Definitions of a club foot vary but there is general concensus that a club foot presents a dorsal wall angle, with respect to ground horizontal, that is equal to or in excess of 60 degrees. The "dishy" (distortion) wall of this horse makes measuring specific angles difficult and frankly, unimportant. The first 3/4" of growth from the hairline tells the story.
The most important thing you can do is acquire a set of quality radiographs. Your farrier will use those radiographs to identify the correct mechanics for this horse.

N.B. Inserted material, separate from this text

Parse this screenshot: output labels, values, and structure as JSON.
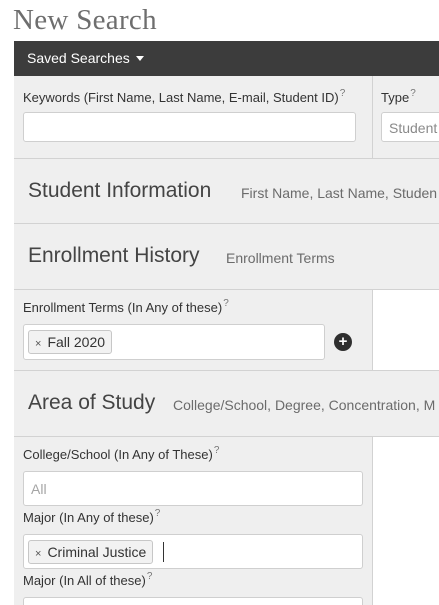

Be prepared to see distinct remodeling of the coffin bone on this horse. There will almost certainly be "lipping" of the solar margin of the coffin bone and probably very little sole depth in the anterior region of the foot. Whatever remodeling (damage) has already been done to the coffin bone is permanent and cannot be corrected. It becomes a matter of management at this point.
Horses like this are high risk for solar bruising and sub-solar abscesses. Longer term problems include articular arthritis of the distal interphalangeal joint and continued demineralization of the coffin bone. Such horses are generally very poor candidates for a barefoot protocol.
The cracking appears to be a combination of things. Probably an old abscess which created the horizontal crack with hoof capsule distortion contributing to the vertical crack. A correctly fitted set of shoes will help to stabilize the hoof while that crack grows out. Expect 6 to 10 months before all of the wall damage grows out, dependent upon growth rates. Your farrier will want to monitor for any bacterial/fungal intrusion at the area of the crack to avoid potential whiteline disease.
Correct management of this kind of foot is not for the average "backyard shoer". You need a competent farrier who understands how to manage the mechanics of a club footed horse.
Be prepared to spend a bit more than average for managing this horses hoofcare needs. His problem is genetic and will require a "special" shoeing protocol for the rest of his life.